Our strange new world has given both newbies and seasoned shroomers the space to explore. Olamide points out that she may not have done shrooms without coronavirus, and that knowing she could and should stay inside was helpful and comforting. Frank sees the present moment as a perfect storm that pushed him to do them. “It was like, might as well add one more weird thing to my plate.”

Pablo, a 19-year-old retail worker, was also encouraged by our new normal to continue his shroom journey, which began in early 2020. “My motivation to try them again now came from being in such a different headspace, and actually having the freedom and time to do them,” the LA county resident explains. “Plus, I think shrooms change the way you think about what's around you, so it's almost more interesting to be where you always are [while on shrooms].”

Bianca concurs. “It felt like quarantine had been lasting for a million years, and I felt so trapped in it, like, this is gonna be life forever,” she remembers. “But then time fully melted and did not exist to me. I went on this trip to some other place without leaving the room. Time was not linear, and that was such a relief, to feel less trapped in the pandemic and less trapped in quarantine.”

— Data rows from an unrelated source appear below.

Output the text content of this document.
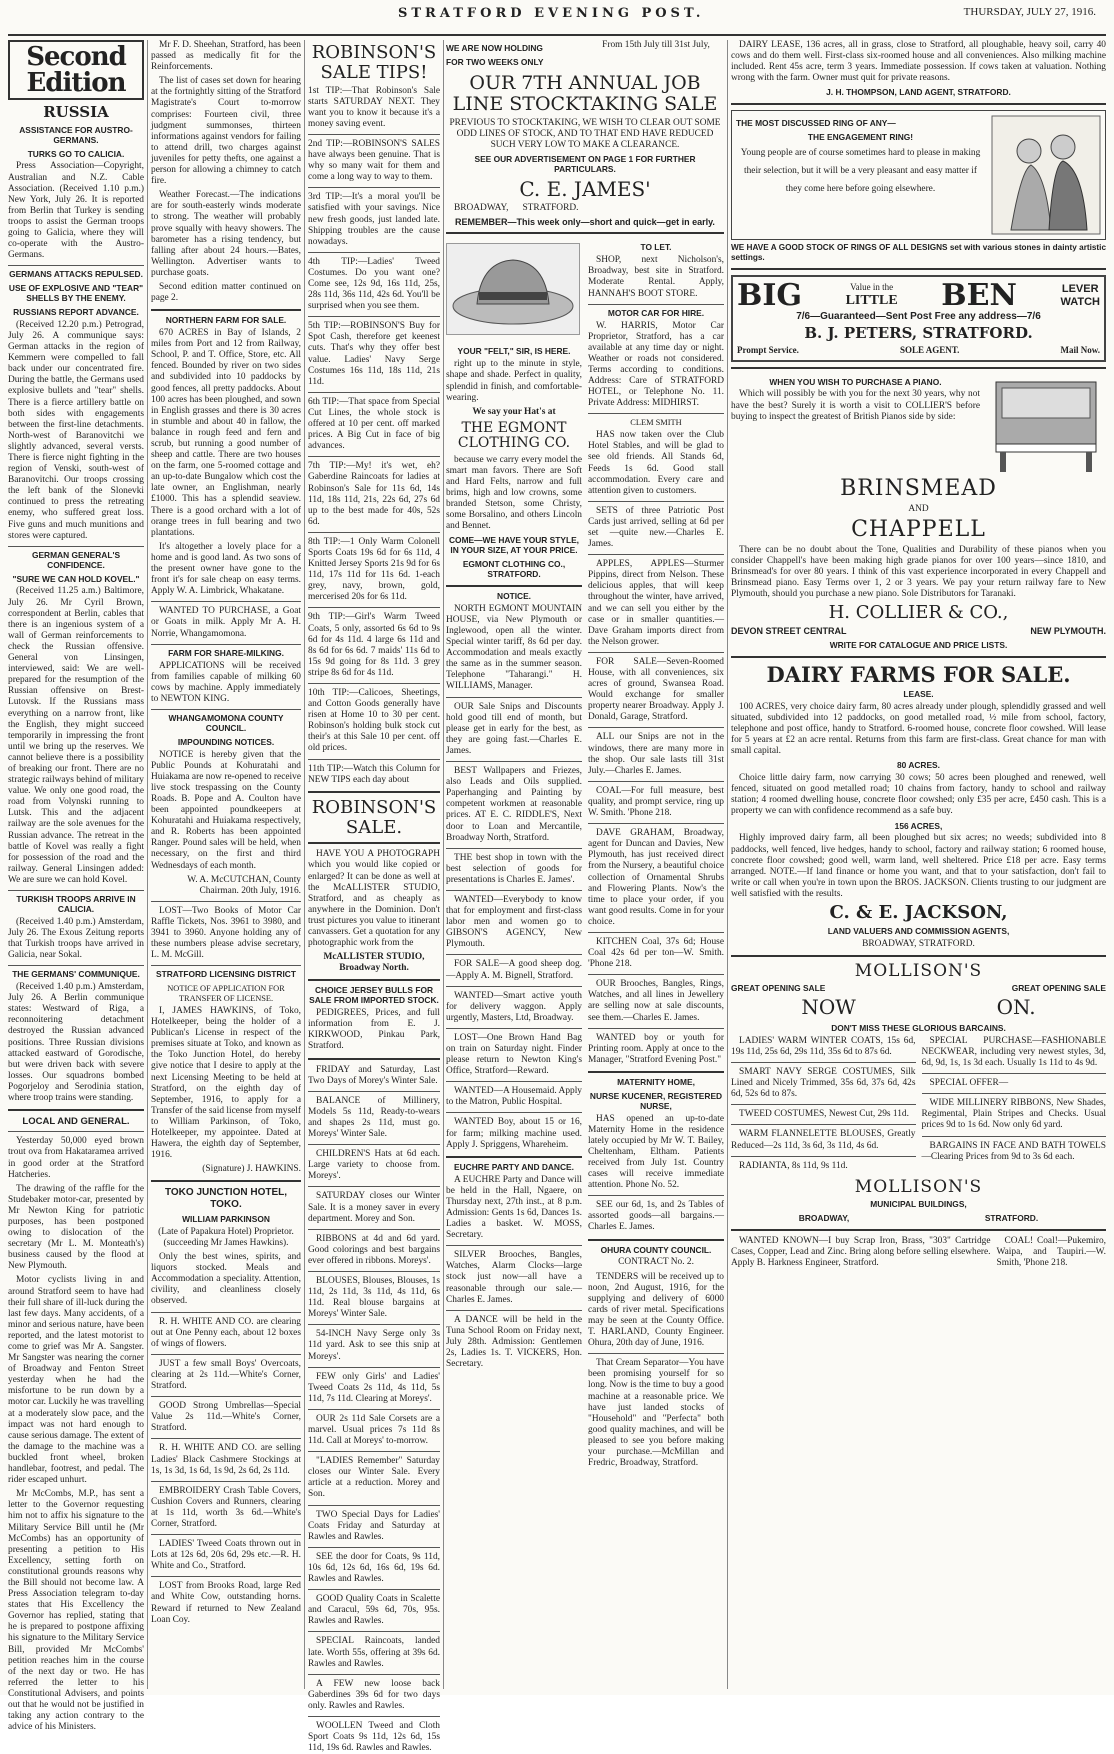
STRATFORD EVENING POST.	THURSDAY, JULY 27, 1916.
Second Edition
RUSSIA
ASSISTANCE FOR AUSTRO-GERMANS.
TURKS GO TO CALICIA.

Press Association—Copyright, Australian and N.Z. Cable Association. (Received 1.10 p.m.) New York, July 26. It is reported from Berlin that Turkey is sending troops to assist the German troops going to Galicia, where they will co-operate with the Austro-Germans.

GERMANS ATTACKS REPULSED.
USE OF EXPLOSIVE AND "TEAR" SHELLS BY THE ENEMY.
RUSSIANS REPORT ADVANCE.

(Received 12.20 p.m.) Petrograd, July 26. A communique says: German attacks in the region of Kemmern were compelled to fall back under our concentrated fire. During the battle, the Germans used explosive bullets and "tear" shells. There is a fierce artillery battle on both sides with engagements between the first-line detachments. North-west of Baranovitchi we slightly advanced, several versts. There is fierce night fighting in the region of Venski, south-west of Baranovitchi. Our troops crossing the left bank of the Slonevki continued to press the retreating enemy, who suffered great loss. Five guns and much munitions and stores were captured.

GERMAN GENERAL'S CONFIDENCE.
"SURE WE CAN HOLD KOVEL."

(Received 11.25 a.m.) Baltimore, July 26. Mr Cyril Brown, correspondent at Berlin, cables that there is an ingenious system of a wall of German reinforcements to check the Russian offensive. General von Linsingen, interviewed, said: We are well-prepared for the resumption of the Russian offensive on Brest-Lutovsk. If the Russians mass everything on a narrow front, like the English, they might succeed temporarily in impressing the front until we bring up the reserves. We cannot believe there is a possibility of breaking our front. There are no strategic railways behind of military value. We only one good road, the road from Volynski running to Lutsk. This and the adjacent railway are the sole avenues for the Russian advance. The retreat in the battle of Kovel was really a fight for possession of the road and the railway. General Linsingen added: We are sure we can hold Kovel.

TURKISH TROOPS ARRIVE IN CALICIA.

(Received 1.40 p.m.) Amsterdam, July 26. The Exous Zeitung reports that Turkish troops have arrived in Galicia, near Sokal.

THE GERMANS' COMMUNIQUE.

(Received 1.40 p.m.) Amsterdam, July 26. A Berlin communique states: Westward of Riga, a reconnoitering detachment destroyed the Russian advanced positions. Three Russian divisions attacked eastward of Gorodische, but were driven back with severe losses. Our squadrons bombed Pogorjeloy and Serodinia station, where troop trains were standing.

LOCAL AND GENERAL.

Yesterday 50,000 eyed brown trout ova from Hakataramea arrived in good order at the Stratford Hatcheries.

The drawing of the raffle for the Studebaker motor-car, presented by Mr Newton King for patriotic purposes, has been postponed owing to dislocation of the secretary (Mr L. M. Monteath's) business caused by the flood at New Plymouth.

Motor cyclists living in and around Stratford seem to have had their full share of ill-luck during the last few days. Many accidents, of a minor and serious nature, have been reported, and the latest motorist to come to grief was Mr A. Sangster. Mr Sangster was nearing the corner of Broadway and Fenton Street yesterday when he had the misfortune to be run down by a motor car. Luckily he was travelling at a moderately slow pace, and the impact was not hard enough to cause serious damage. The extent of the damage to the machine was a buckled front wheel, broken handlebar, footrest, and pedal. The rider escaped unhurt.

Mr McCombs, M.P., has sent a letter to the Governor requesting him not to affix his signature to the Military Service Bill until he (Mr McCombs) has an opportunity of presenting a petition to His Excellency, setting forth on constitutional grounds reasons why the Bill should not become law. A Press Association telegram to-day states that His Excellency the Governor has replied, stating that he is prepared to postpone affixing his signature to the Military Service Bill, provided Mr McCombs' petition reaches him in the course of the next day or two. He has referred the letter to his Constitutional Advisers, and points out that he would not be justified in taking any action contrary to the advice of his Ministers.

Mr F. D. Sheehan, Stratford, has been passed as medically fit for the Reinforcements.

The list of cases set down for hearing at the fortnightly sitting of the Stratford Magistrate's Court to-morrow comprises: Fourteen civil, three judgment summonses, thirteen informations against vendors for failing to attend drill, two charges against juveniles for petty thefts, one against a person for allowing a chimney to catch fire.

Weather Forecast.—The indications are for south-easterly winds moderate to strong. The weather will probably prove squally with heavy showers. The barometer has a rising tendency, but falling after about 24 hours.—Bates, Wellington. Advertiser wants to purchase goats.

Second edition matter continued on page 2.

NORTHERN FARM FOR SALE.

670 ACRES in Bay of Islands, 2 miles from Port and 12 from Railway, School, P. and T. Office, Store, etc. All fenced. Bounded by river on two sides and subdivided into 10 paddocks by good fences, all pretty paddocks. About 100 acres has been ploughed, and sown in English grasses and there is 30 acres in stumble and about 40 in fallow, the balance in rough feed and fern and scrub, but running a good number of sheep and cattle. There are two houses on the farm, one 5-roomed cottage and an up-to-date Bungalow which cost the late owner, an Englishman, nearly £1000. This has a splendid seaview. There is a good orchard with a lot of orange trees in full bearing and two plantations.

It's altogether a lovely place for a home and is good land. As two sons of the present owner have gone to the front it's for sale cheap on easy terms. Apply W. A. Limbrick, Whakatane.

WANTED TO PURCHASE, a Goat or Goats in milk. Apply Mr A. H. Norrie, Whangamomona.

FARM FOR SHARE-MILKING.

APPLICATIONS will be received from families capable of milking 60 cows by machine. Apply immediately to NEWTON KING.

WHANGAMOMONA COUNTY COUNCIL.
IMPOUNDING NOTICES.

NOTICE is hereby given that the Public Pounds at Kohuratahi and Huiakama are now re-opened to receive live stock trespassing on the County Roads. B. Pope and A. Coulton have been appointed poundkeepers at Kohuratahi and Huiakama respectively, and R. Roberts has been appointed Ranger. Pound sales will be held, when necessary, on the first and third Wednesdays of each month.

W. A. McCUTCHAN, County Chairman. 20th July, 1916.

LOST—Two Books of Motor Car Raffle Tickets, Nos. 3961 to 3980, and 3941 to 3960. Anyone holding any of these numbers please advise secretary, L. M. McGill.

STRATFORD LICENSING DISTRICT
NOTICE OF APPLICATION FOR TRANSFER OF LICENSE.

I, JAMES HAWKINS, of Toko, Hotelkeeper, being the holder of a Publican's License in respect of the premises situate at Toko, and known as the Toko Junction Hotel, do hereby give notice that I desire to apply at the next Licensing Meeting to be held at Stratford, on the eighth day of September, 1916, to apply for a Transfer of the said license from myself to William Parkinson, of Toko, Hotelkeeper, my appointee. Dated at Hawera, the eighth day of September, 1916.

(Signature) J. HAWKINS.

TOKO JUNCTION HOTEL, TOKO.
WILLIAM PARKINSON

(Late of Papakura Hotel) Proprietor. (succeeding Mr James Hawkins).

Only the best wines, spirits, and liquors stocked. Meals and Accommodation a speciality. Attention, civility, and cleanliness closely observed.

R. H. WHITE AND CO. are clearing out at One Penny each, about 12 boxes of wings of flowers.

JUST a few small Boys' Overcoats, clearing at 2s 11d.—White's Corner, Stratford.

GOOD Strong Umbrellas—Special Value 2s 11d.—White's Corner, Stratford.

R. H. WHITE AND CO. are selling Ladies' Black Cashmere Stockings at 1s, 1s 3d, 1s 6d, 1s 9d, 2s 6d, 2s 11d.

EMBROIDERY Crash Table Covers, Cushion Covers and Runners, clearing at 1s 11d, worth 3s 6d.—White's Corner, Stratford.

LADIES' Tweed Coats thrown out in Lots at 12s 6d, 20s 6d, 29s etc.—R. H. White and Co., Stratford.

LOST from Brooks Road, large Red and White Cow, outstanding horns. Reward if returned to New Zealand Loan Coy.

ROBINSON'S SALE TIPS!

1st TIP:—That Robinson's Sale starts SATURDAY NEXT. They want you to know it because it's a money saving event.

2nd TIP:—ROBINSON'S SALES have always been genuine. That is why so many wait for them and come a long way to way to them.

3rd TIP:—It's a moral you'll be satisfied with your savings. Nice new fresh goods, just landed late. Shipping troubles are the cause nowadays.

4th TIP:—Ladies' Tweed Costumes. Do you want one? Come see, 12s 9d, 16s 11d, 25s, 28s 11d, 36s 11d, 42s 6d. You'll be surprised when you see them.

5th TIP:—ROBINSON'S Buy for Spot Cash, therefore get keenest cuts. That's why they offer best value. Ladies' Navy Serge Costumes 16s 11d, 18s 11d, 21s 11d.

6th TIP:—That space from Special Cut Lines, the whole stock is offered at 10 per cent. off marked prices. A Big Cut in face of big advances.

7th TIP:—My! it's wet, eh? Gaberdine Raincoats for ladies at Robinson's Sale for 11s 6d, 14s 11d, 18s 11d, 21s, 22s 6d, 27s 6d up to the best made for 40s, 52s 6d.

8th TIP:—1 Only Warm Colonell Sports Coats 19s 6d for 6s 11d, 4 Knitted Jersey Sports 21s 9d for 6s 11d, 17s 11d for 11s 6d. 1-each grey, navy, brown, gold, mercerised 20s for 6s 11d.

9th TIP:—Girl's Warm Tweed Coats, 5 only, assorted 6s 6d to 9s 6d for 4s 11d. 4 large 6s 11d and 8s 6d for 6s 6d. 7 maids' 11s 6d to 15s 9d going for 8s 11d. 3 grey stripe 8s 6d for 4s 11d.

10th TIP:—Calicoes, Sheetings, and Cotton Goods generally have risen at Home 10 to 30 per cent. Robinson's holding bulk stock cut their's at this Sale 10 per cent. off old prices.

11th TIP:—Watch this Column for NEW TIPS each day about

ROBINSON'S SALE.

HAVE YOU A PHOTOGRAPH which you would like copied or enlarged? It can be done as well at the McALLISTER STUDIO, Stratford, and as cheaply as anywhere in the Dominion. Don't trust pictures you value to itinerant canvassers. Get a quotation for any photographic work from the

McALLISTER STUDIO, Broadway North.

CHOICE JERSEY BULLS FOR SALE FROM IMPORTED STOCK.

PEDIGREES, Prices, and full information from E. J. KIRKWOOD, Pinkau Park, Stratford.

FRIDAY and Saturday, Last Two Days of Morey's Winter Sale.

BALANCE of Millinery, Models 5s 11d, Ready-to-wears and shapes 2s 11d, must go. Moreys' Winter Sale.

CHILDREN'S Hats at 6d each. Large variety to choose from. Moreys'.

SATURDAY closes our Winter Sale. It is a money saver in every department. Morey and Son.

RIBBONS at 4d and 6d yard. Good colorings and best bargains ever offered in ribbons. Moreys'.

BLOUSES, Blouses, Blouses, 1s 11d, 2s 11d, 3s 11d, 4s 11d, 6s 11d. Real blouse bargains at Moreys' Winter Sale.

54-INCH Navy Serge only 3s 11d yard. Ask to see this snip at Moreys'.

FEW only Girls' and Ladies' Tweed Coats 2s 11d, 4s 11d, 5s 11d, 7s 11d. Clearing at Moreys'.

OUR 2s 11d Sale Corsets are a marvel. Usual prices 7s 11d 8s 11d. Call at Moreys' to-morrow.

"LADIES Remember" Saturday closes our Winter Sale. Every article at a reduction. Morey and Son.

TWO Special Days for Ladies' Coats Friday and Saturday at Rawles and Rawles.

SEE the door for Coats, 9s 11d, 10s 6d, 12s 6d, 16s 6d, 19s 6d. Rawles and Rawles.

GOOD Quality Coats in Scalette and Caracul, 59s 6d, 70s, 95s. Rawles and Rawles.

SPECIAL Raincoats, landed late. Worth 55s, offering at 39s 6d. Rawles and Rawles.

A FEW new loose back Gaberdines 39s 6d for two days only. Rawles and Rawles.

WOOLLEN Tweed and Cloth Sport Coats 9s 11d, 12s 6d, 15s 11d, 19s 6d. Rawles and Rawles.

WE ARE NOW HOLDING
FOR TWO WEEKS ONLY

From 15th July till 31st July,

OUR 7TH ANNUAL JOB LINE STOCKTAKING SALE

PREVIOUS TO STOCKTAKING, WE WISH TO CLEAR OUT SOME ODD LINES OF STOCK, AND TO THAT END HAVE REDUCED SUCH VERY LOW TO MAKE A CLEARANCE.

SEE OUR ADVERTISEMENT ON PAGE 1 FOR FURTHER PARTICULARS.
C. E. JAMES'

BROADWAY,	STRATFORD.

REMEMBER—This week only—short and quick—get in early.

YOUR "FELT," SIR, IS HERE.

right up to the minute in style, shape and shade. Perfect in quality, splendid in finish, and comfortable-wearing.

We say your Hat's at

THE EGMONT CLOTHING CO.

because we carry every model the smart man favors. There are Soft and Hard Felts, narrow and full brims, high and low crowns, some branded Stetson, some Christy, some Borsalino, and others Lincoln and Bennet.

COME—WE HAVE YOUR STYLE, IN YOUR SIZE, AT YOUR PRICE.
EGMONT CLOTHING CO., STRATFORD.
NOTICE.

NORTH EGMONT MOUNTAIN HOUSE, via New Plymouth or Inglewood, open all the winter. Special winter tariff, 8s 6d per day. Accommodation and meals exactly the same as in the summer season. Telephone "Taharangi." H. WILLIAMS, Manager.

OUR Sale Snips and Discounts hold good till end of month, but please get in early for the best, as they are going fast.—Charles E. James.

BEST Wallpapers and Friezes, also Leads and Oils supplied. Paperhanging and Painting by competent workmen at reasonable prices. AT E. C. RIDDLE'S, Next door to Loan and Mercantile, Broadway North, Stratford.

THE best shop in town with the best selection of goods for presentations is Charles E. James'.

WANTED—Everybody to know that for employment and first-class labor men and women go to GIBSON'S AGENCY, New Plymouth.

FOR SALE—A good sheep dog.—Apply A. M. Bignell, Stratford.

WANTED—Smart active youth for delivery waggon. Apply urgently, Masters, Ltd, Broadway.

LOST—One Brown Hand Bag on train on Saturday night. Finder please return to Newton King's Office, Stratford—Reward.

WANTED—A Housemaid. Apply to the Matron, Public Hospital.

WANTED Boy, about 15 or 16, for farm; milking machine used. Apply J. Spriggens, Whareheim.

EUCHRE PARTY AND DANCE.

A EUCHRE Party and Dance will be held in the Hall, Ngaere, on Thursday next, 27th inst., at 8 p.m. Admission: Gents 1s 6d, Dances 1s. Ladies a basket. W. MOSS, Secretary.

SILVER Brooches, Bangles, Watches, Alarm Clocks—large stock just now—all have a reasonable through our sale.—Charles E. James.

A DANCE will be held in the Tuna School Room on Friday next, July 28th. Admission: Gentlemen 2s, Ladies 1s. T. VICKERS, Hon. Secretary.

TO LET.

SHOP, next Nicholson's, Broadway, best site in Stratford. Moderate Rental. Apply, HANNAH'S BOOT STORE.

MOTOR CAR FOR HIRE.

W. HARRIS, Motor Car Proprietor, Stratford, has a car available at any time day or night. Weather or roads not considered. Terms according to conditions. Address: Care of STRATFORD HOTEL, or Telephone No. 11. Private Address: MIDHIRST.

CLEM SMITH

HAS now taken over the Club Hotel Stables, and will be glad to see old friends. All Stands 6d, Feeds 1s 6d. Good stall accommodation. Every care and attention given to customers.

SETS of three Patriotic Post Cards just arrived, selling at 6d per set —quite new.—Charles E. James.

APPLES, APPLES—Sturmer Pippins, direct from Nelson. These delicious apples, that will keep throughout the winter, have arrived, and we can sell you either by the case or in smaller quantities.—Dave Graham imports direct from the Nelson grower.

FOR SALE—Seven-Roomed House, with all conveniences, six acres of ground, Swansea Road. Would exchange for smaller property nearer Broadway. Apply J. Donald, Garage, Stratford.

ALL our Snips are not in the windows, there are many more in the shop. Our sale lasts till 31st July.—Charles E. James.

COAL—For full measure, best quality, and prompt service, ring up W. Smith. 'Phone 218.

DAVE GRAHAM, Broadway, agent for Duncan and Davies, New Plymouth, has just received direct from the Nursery, a beautiful choice collection of Ornamental Shrubs and Flowering Plants. Now's the time to place your order, if you want good results. Come in for your choice.

KITCHEN Coal, 37s 6d; House Coal 42s 6d per ton—W. Smith. 'Phone 218.

OUR Brooches, Bangles, Rings, Watches, and all lines in Jewellery are selling now at sale discounts, see them.—Charles E. James.

WANTED boy or youth for Printing room. Apply at once to the Manager, "Stratford Evening Post."

MATERNITY HOME,
NURSE KUCENER, REGISTERED NURSE,

HAS opened an up-to-date Maternity Home in the residence lately occupied by Mr W. T. Bailey, Cheltenham, Eltham. Patients received from July 1st. Country cases will receive immediate attention. Phone No. 52.

SEE our 6d, 1s, and 2s Tables of assorted goods—all bargains.—Charles E. James.

OHURA COUNTY COUNCIL.

CONTRACT No. 2.

TENDERS will be received up to noon, 2nd August, 1916, for the supplying and delivery of 6000 cards of river metal. Specifications may be seen at the County Office. T. HARLAND, County Engineer. Ohura, 20th day of June, 1916.

That Cream Separator—You have been promising yourself for so long. Now is the time to buy a good machine at a reasonable price. We have just landed stocks of "Household" and "Perfecta" both good quality machines, and will be pleased to see you before making your purchase.—McMillan and Fredric, Broadway, Stratford.

DAIRY LEASE, 136 acres, all in grass, close to Stratford, all ploughable, heavy soil, carry 40 cows and do them well. First-class six-roomed house and all conveniences. Also milking machine included. Rent 45s acre, term 3 years. Immediate possession. If cows taken at valuation. Nothing wrong with the farm. Owner must quit for private reasons.

J. H. THOMPSON, LAND AGENT, STRATFORD.
THE MOST DISCUSSED RING OF ANY—
THE ENGAGEMENT RING!

Young people are of course sometimes hard to please in making their selection, but it will be a very pleasant and easy matter if they come here before going elsewhere.

WE HAVE A GOOD STOCK OF RINGS OF ALL DESIGNS set with various stones in dainty artistic settings.

BIG	Value in the
LITTLE BEN	LEVER
WATCH
7/6—Guaranteed—Sent Post Free any address—7/6
B. J. PETERS, STRATFORD.
Prompt Service.	SOLE AGENT.	Mail Now.
WHEN YOU WISH TO PURCHASE A PIANO.

Which will possibly be with you for the next 30 years, why not have the best? Surely it is worth a visit to COLLIER'S before buying to inspect the greatest of British Pianos side by side:

BRINSMEAD

AND

CHAPPELL

There can be no doubt about the Tone, Qualities and Durability of these pianos when you consider Chappell's have been making high grade pianos for over 100 years—since 1810, and Brinsmead's for over 80 years. I think of this vast experience incorporated in every Chappell and Brinsmead piano. Easy Terms over 1, 2 or 3 years. We pay your return railway fare to New Plymouth, should you purchase a new piano. Sole Distributors for Taranaki.

H. COLLIER & CO.,
DEVON STREET CENTRAL	NEW PLYMOUTH.
WRITE FOR CATALOGUE AND PRICE LISTS.
DAIRY FARMS FOR SALE.
LEASE.

100 ACRES, very choice dairy farm, 80 acres already under plough, splendidly grassed and well situated, subdivided into 12 paddocks, on good metalled road, ½ mile from school, factory, telephone and post office, handy to Stratford. 6-roomed house, concrete floor cowshed. Will lease for 5 years at £2 an acre rental. Returns from this farm are first-class. Great chance for man with small capital.

80 ACRES.

Choice little dairy farm, now carrying 30 cows; 50 acres been ploughed and renewed, well fenced, situated on good metalled road; 10 chains from factory, handy to school and railway station; 4 roomed dwelling house, concrete floor cowshed; only £35 per acre, £450 cash. This is a property we can with confidence recommend as a safe buy.

156 ACRES,

Highly improved dairy farm, all been ploughed but six acres; no weeds; subdivided into 8 paddocks, well fenced, live hedges, handy to school, factory and railway station; 6 roomed house, concrete floor cowshed; good well, warm land, well sheltered. Price £18 per acre. Easy terms arranged. NOTE.—If land finance or home you want, and that to your satisfaction, don't fail to write or call when you're in town upon the BROS. JACKSON. Clients trusting to our judgment are well satisfied with the results.

C. & E. JACKSON,
LAND VALUERS AND COMMISSION AGENTS,

BROADWAY, STRATFORD.

MOLLISON'S
GREAT OPENING SALE	GREAT OPENING SALE
NOW	ON.
DON'T MISS THESE GLORIOUS BARCAINS.

LADIES' WARM WINTER COATS, 15s 6d, 19s 11d, 25s 6d, 29s 11d, 35s 6d to 87s 6d.

SMART NAVY SERGE COSTUMES, Silk Lined and Nicely Trimmed, 35s 6d, 37s 6d, 42s 6d, 52s 6d to 87s.

TWEED COSTUMES, Newest Cut, 29s 11d.

WARM FLANNELETTE BLOUSES, Greatly Reduced—2s 11d, 3s 6d, 3s 11d, 4s 6d.

RADIANTA, 8s 11d, 9s 11d.

SPECIAL PURCHASE—FASHIONABLE NECKWEAR, including very newest styles, 3d, 6d, 9d, 1s, 1s 3d each. Usually 1s 11d to 4s 9d.

SPECIAL OFFER—

WIDE MILLINERY RIBBONS, New Shades, Regimental, Plain Stripes and Checks. Usual prices 9d to 1s 6d. Now only 6d yard.

BARGAINS IN FACE AND BATH TOWELS—Clearing Prices from 9d to 3s 6d each.

MOLLISON'S
MUNICIPAL BUILDINGS,
BROADWAY,	STRATFORD.

WANTED KNOWN—I buy Scrap Iron, Brass, "303" Cartridge Cases, Copper, Lead and Zinc. Bring along before selling elsewhere. Apply B. Harkness Engineer, Stratford.

COAL! Coal!—Pukemiro, Waipa, and Taupiri.—W. Smith, 'Phone 218.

Dr. Greer says that there are plans to research how psilocybin might help healthcare providers and people in social isolation during the COVID-19 pandemic. Even without that data, it feels safe to say that shroomers will continue to trip during these dystopian times and beyond. Mark is particularly excited about the latter.

“Were there to be a normal and better world in the future, that would make me feel even more comfortable doing shrooms.”

*Name has been changed to protect identity.